@SearchUmbrella You may want to see my answer on this related post too GPT 5 100x token usage compared to GPT 4.1 - #6 by JuhanaT .
- GPT-5 and o-series: web_search_preview is $0.01 per web call plus token usage for the retrieved web content at the model’s token rates.
- GPT-4.1 family (includes 4o and 4.1-mini): web_search_preview is $0.025 per web call, and the web content tokens are included (not billed separately).
https://platform.openai.com/docs/pricing#built-in-tools
I did some tests and posted the demo code here: GitHub - erikmalk/web-search-demo: Simple CLI to show the difference between gpt-5 and gpt-4.1 web search cost formulas and how tokens are billed differently
This simple CLI runs web search with various models and calculates the final cost. There are options to set the query, model(s), max_tool_calls, search_context_size. It prints out the details for each query and shows a summary of the cost breakdown. e.g., I ran it with “what are some family friendly activities/events happening this weekend in NYC?”
Running gpt-4.1-mini...
Web search calls: 1
Usage (raw): {
"input_tokens": 347,
"input_tokens_details": {
"cached_tokens": 0
},
"output_tokens": 540,
"output_tokens_details": {
"reasoning_tokens": 0
},
"total_tokens": 887
}
Answer: This upcoming weekend in ...
Token cost: $0.001003
Token cost formula: ((uncached_input_tokens × inputPrice) + (cached_input_tokens × cachedPrice) + (output_tokens × outputPrice)) / 1,000,000
Where: uncached_input_tokens = input_tokens − cached_tokens
= ((347 × 0.4) + (0 × 0.1) + (540 × 1.6)) / 1,000,000
= ($0.000139 + $0.000000 + $0.000864) = $0.001003
Web search surcharge: $0.025000
Total estimated cost: $0.026003
...
Running gpt-5-mini...
Web search calls: 1
Usage (raw): {
"input_tokens": 13102,
"input_tokens_details": {
"cached_tokens": 8448
},
"output_tokens": 1060,
"output_tokens_details": {
"reasoning_tokens": 256
},
"total_tokens": 14162
}
Answer:
Great — here are family-friendly ...
Token cost: $0.003495
Token cost formula: ((uncached_input_tokens × inputPrice) + (cached_input_tokens × cachedPrice) + (output_tokens × outputPrice)) / 1,000,000
Where: uncached_input_tokens = input_tokens − cached_tokens
= ((4654 × 0.25) + (8448 × 0.025) + (1060 × 2.0)) / 1,000,000
= ($0.001164 + $0.000211 + $0.002120) = $0.003495
Web search surcharge: $0.010000
Total estimated cost: $0.013495
Summary
-------
Model Calls Token Cost ($) Web Cost ($) Total ($)
------------ ----- -------------- ------------ ---------
gpt-4.1 1 $0.005534 $0.025000 $0.030534
gpt-4.1-mini 1 $0.001003 $0.025000 $0.026003
gpt-5 1 $0.019883 $0.010000 $0.029883
gpt-5-mini 1 $0.003495 $0.010000 $0.013495
We can see that in this case gpt-5/mini were cheaper than 4.1/mini, because the price of web tokens were less than the higher per web call. That may not always be the case, depending on reasoning_effort, max_tool_calls, search_context_size, topic, etc.

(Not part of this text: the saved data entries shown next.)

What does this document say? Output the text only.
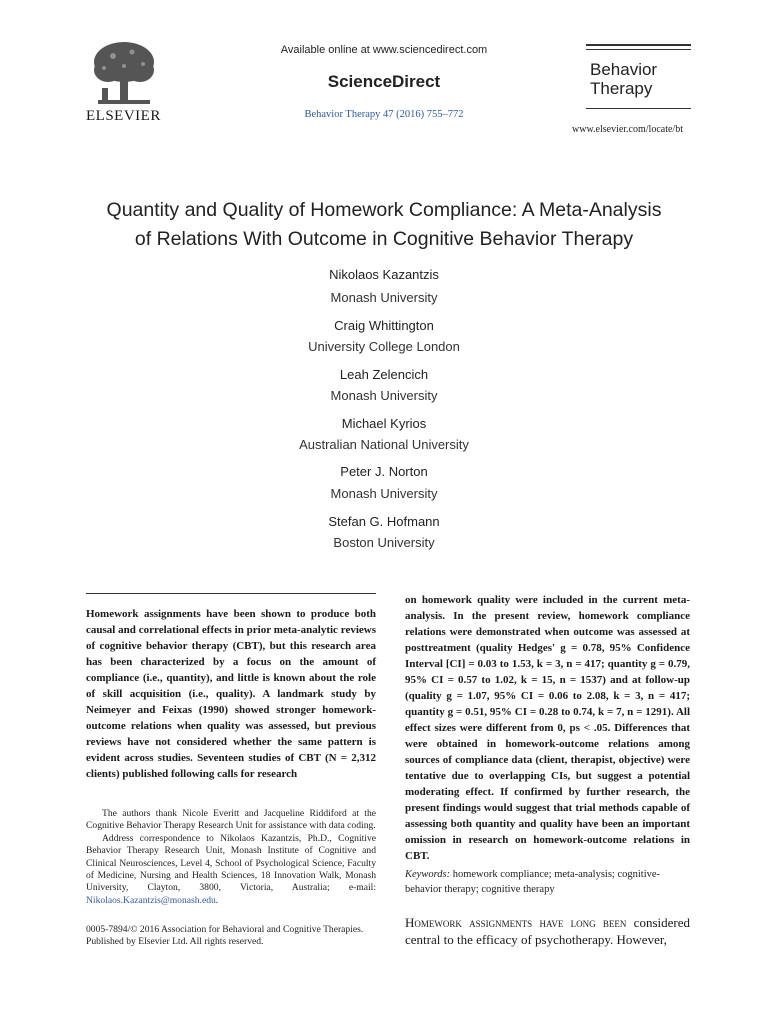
ELSEVIER
Available online at www.sciencedirect.com
ScienceDirect
Behavior Therapy 47 (2016) 755–772
Behavior
Therapy
www.elsevier.com/locate/bt
Quantity and Quality of Homework Compliance: A Meta-Analysis
of Relations With Outcome in Cognitive Behavior Therapy
Nikolaos Kazantzis
Monash University
Craig Whittington
University College London
Leah Zelencich
Monash University
Michael Kyrios
Australian National University
Peter J. Norton
Monash University
Stefan G. Hofmann
Boston University
Homework assignments have been shown to produce both causal and correlational effects in prior meta-analytic reviews of cognitive behavior therapy (CBT), but this research area has been characterized by a focus on the amount of compliance (i.e., quantity), and little is known about the role of skill acquisition (i.e., quality). A landmark study by Neimeyer and Feixas (1990) showed stronger homework-outcome relations when quality was assessed, but previous reviews have not considered whether the same pattern is evident across studies. Seventeen studies of CBT (N = 2,312 clients) published following calls for research
on homework quality were included in the current meta-analysis. In the present review, homework compliance relations were demonstrated when outcome was assessed at posttreatment (quality Hedges' g = 0.78, 95% Confidence Interval [CI] = 0.03 to 1.53, k = 3, n = 417; quantity g = 0.79, 95% CI = 0.57 to 1.02, k = 15, n = 1537) and at follow-up (quality g = 1.07, 95% CI = 0.06 to 2.08, k = 3, n = 417; quantity g = 0.51, 95% CI = 0.28 to 0.74, k = 7, n = 1291). All effect sizes were different from 0, ps < .05. Differences that were obtained in homework-outcome relations among sources of compliance data (client, therapist, objective) were tentative due to overlapping CIs, but suggest a potential moderating effect. If confirmed by further research, the present findings would suggest that trial methods capable of assessing both quantity and quality have been an important omission in research on homework-outcome relations in CBT.

The authors thank Nicole Everitt and Jacqueline Riddiford at the Cognitive Behavior Therapy Research Unit for assistance with data coding.

Address correspondence to Nikolaos Kazantzis, Ph.D., Cognitive Behavior Therapy Research Unit, Monash Institute of Cognitive and Clinical Neurosciences, Level 4, School of Psychological Science, Faculty of Medicine, Nursing and Health Sciences, 18 Innovation Walk, Monash University, Clayton, 3800, Victoria, Australia; e-mail: Nikolaos.Kazantzis@monash.edu.

0005-7894/© 2016 Association for Behavioral and Cognitive Therapies. Published by Elsevier Ltd. All rights reserved.
Keywords: homework compliance; meta-analysis; cognitive-behavior therapy; cognitive therapy
Homework assignments have long been considered central to the efficacy of psychotherapy. However,
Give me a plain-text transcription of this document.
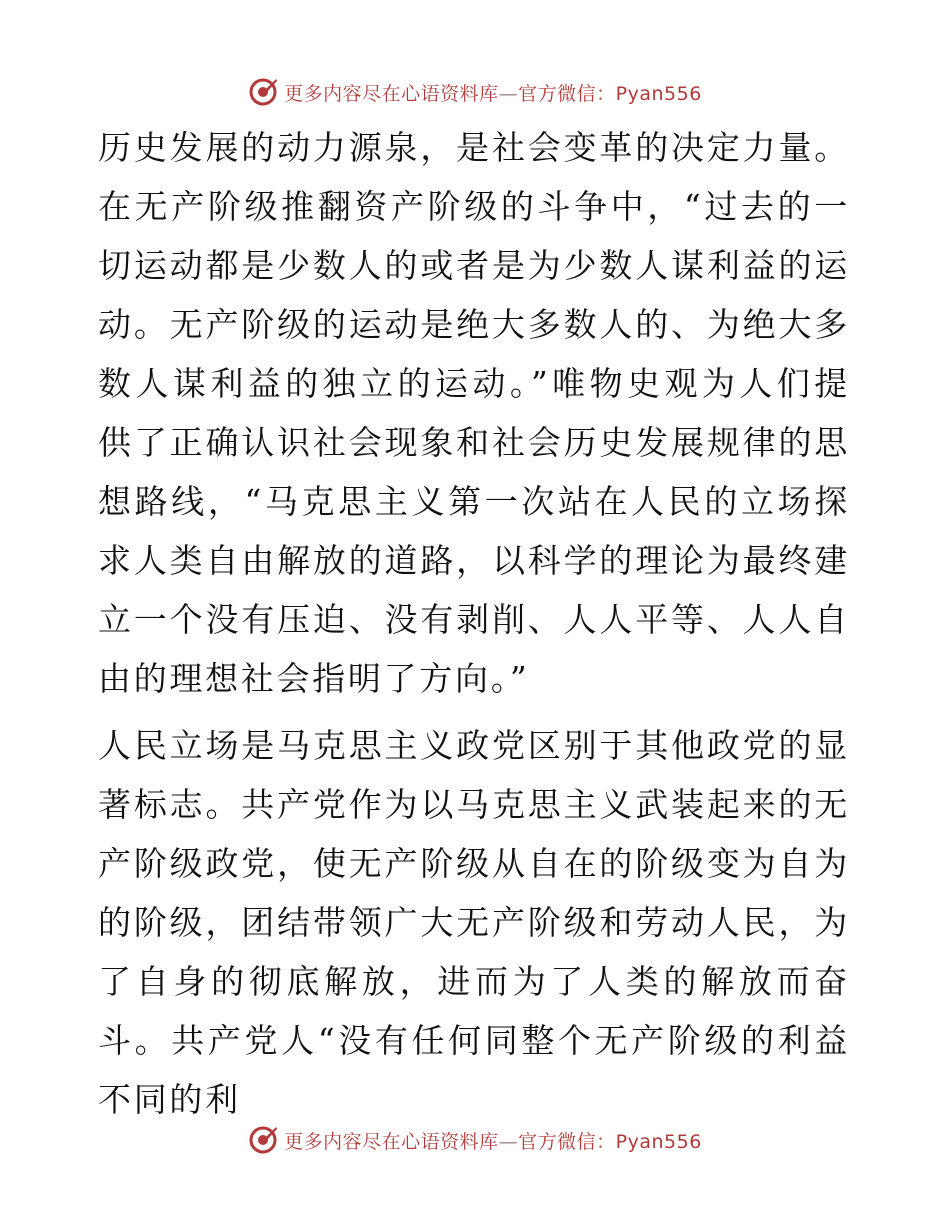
更多内容尽在心语资料库—官方微信：Pyan556

历史发展的动力源泉，是社会变革的决定力量。在无产阶级推翻资产阶级的斗争中，“过去的一切运动都是少数人的或者是为少数人谋利益的运动。无产阶级的运动是绝大多数人的、为绝大多数人谋利益的独立的运动。”唯物史观为人们提供了正确认识社会现象和社会历史发展规律的思想路线，“马克思主义第一次站在人民的立场探求人类自由解放的道路，以科学的理论为最终建立一个没有压迫、没有剥削、人人平等、人人自由的理想社会指明了方向。”

人民立场是马克思主义政党区别于其他政党的显著标志。共产党作为以马克思主义武装起来的无产阶级政党，使无产阶级从自在的阶级变为自为的阶级，团结带领广大无产阶级和劳动人民，为了自身的彻底解放，进而为了人类的解放而奋斗。共产党人“没有任何同整个无产阶级的利益不同的利

更多内容尽在心语资料库—官方微信：Pyan556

I recommend testing with a new query each time, because using the same query can result in cached web tokens, that may not represent your actual use case. The 8448 cached tokens happened for me even on new queries, so that’s probably the internal web agent system prompt + tools and seems to almost always be cached.